Она не могла найти слова, чтобы сформулировать вопрос. Мир вдруг перевернулся.
— Жаль, что такая женщина, как ты, думает, что ей нужно стать такой, как Линда, чтобы ее полюбили. Ты даже именем ее назвалась. Линда — шлюха, она ничто по сравнению с тобой.
Она онемела. У нее нет слов, и почва выбита из-под ног. Кто этот человек? Откуда он узнал? Ей страшно, действительно страшно, она ничего не сможет сделать. Каждой клеточкой тела она чувствовала, что надо защищаться. Что теперь опасно, как никогда в жизни.
— Неужели ты была такой глупенькой, что решила, будто какие-то розы заставят его измениться? Но я знаю, как устроены мерзавцы вроде него.
Он поднял пакет, который принес с собой, и высыпал его содержимое ей на голову. Она инстинктивно закрыла лицо руками. Что-то падало на нее и рядом. Запах. Она посмотрела на свои ноги. Двадцать красных роз. Срезанных и исчезнувших из ее гостиной.
В страхе она посмотрела на него.
— Сейчас, только сейчас тебе дарят их из искренней любви. Но я, любящий тебя по-настоящему, любящий тебя такой, какая ты есть, я даже не могу на мгновение положить голову тебе на колени.
Она огляделась. Вода со всех сторон. Ни души. Поезд едет через мост вдалеке за его спиной. Звуки города. Близко, но недосягаемо.
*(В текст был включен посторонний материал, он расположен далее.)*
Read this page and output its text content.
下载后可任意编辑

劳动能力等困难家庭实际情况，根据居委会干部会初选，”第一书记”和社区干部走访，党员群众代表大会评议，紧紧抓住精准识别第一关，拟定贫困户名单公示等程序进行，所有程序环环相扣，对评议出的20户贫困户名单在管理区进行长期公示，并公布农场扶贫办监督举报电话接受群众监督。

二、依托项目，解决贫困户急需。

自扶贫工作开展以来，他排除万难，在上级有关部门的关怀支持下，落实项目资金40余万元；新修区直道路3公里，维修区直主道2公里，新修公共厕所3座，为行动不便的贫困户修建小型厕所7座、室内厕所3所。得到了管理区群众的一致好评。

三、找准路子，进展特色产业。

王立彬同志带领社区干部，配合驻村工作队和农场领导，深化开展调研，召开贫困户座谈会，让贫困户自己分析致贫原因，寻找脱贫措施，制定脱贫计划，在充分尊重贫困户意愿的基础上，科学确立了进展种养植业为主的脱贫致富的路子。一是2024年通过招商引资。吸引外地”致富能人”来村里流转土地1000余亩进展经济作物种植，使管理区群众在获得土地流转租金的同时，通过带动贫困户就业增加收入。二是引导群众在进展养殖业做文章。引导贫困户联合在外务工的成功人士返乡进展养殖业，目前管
— Я хотел дать тебе время, чтобы ты поняла, что можешь мне доверять. Что я всегда буду рядом. С Акселем я уже познакомился, тут не будет никаких проблем, если мы будем действовать без спешки. Но ты же не хочешь. Ты вынуждаешь меня доказать, как сильно я тебя люблю.
Она чуть попятилась, осторожно шаря ногой позади себя, и поняла, что находится в опасной близости от края причала. Он же шагнул к ней, положил руки ей на плечи и заглянул в глаза:
— Я люблю тебя.
Она не успела понять, что произошло. Ее вдруг объял ледяной холод, и в легких совсем не осталось воздуха. Тело рвется на поверхность, захлебывающийся вдох, отчаянное желание выжить. Она ищет причал на ощупь и не может найти. В следующее мгновение она чувствует удар, и что-то толкает ее вниз, под воду. Всеми силами она старается держать голову над поверхностью, машет руками, пытаясь освободиться от тяжести. И вдруг чувствует на своих губах его губы, его язык проникает ей в рот. Железная хватка его ног, он вдавливает ее вниз, во тьму, в ледяной холод. Времени не существует. Есть только страх, что уже ничего не успеть, что уже слишком поздно. И вот она чувствует, как слабеет собственное сопротивление, как она медленно, но верно подчиняется его воле, сдается.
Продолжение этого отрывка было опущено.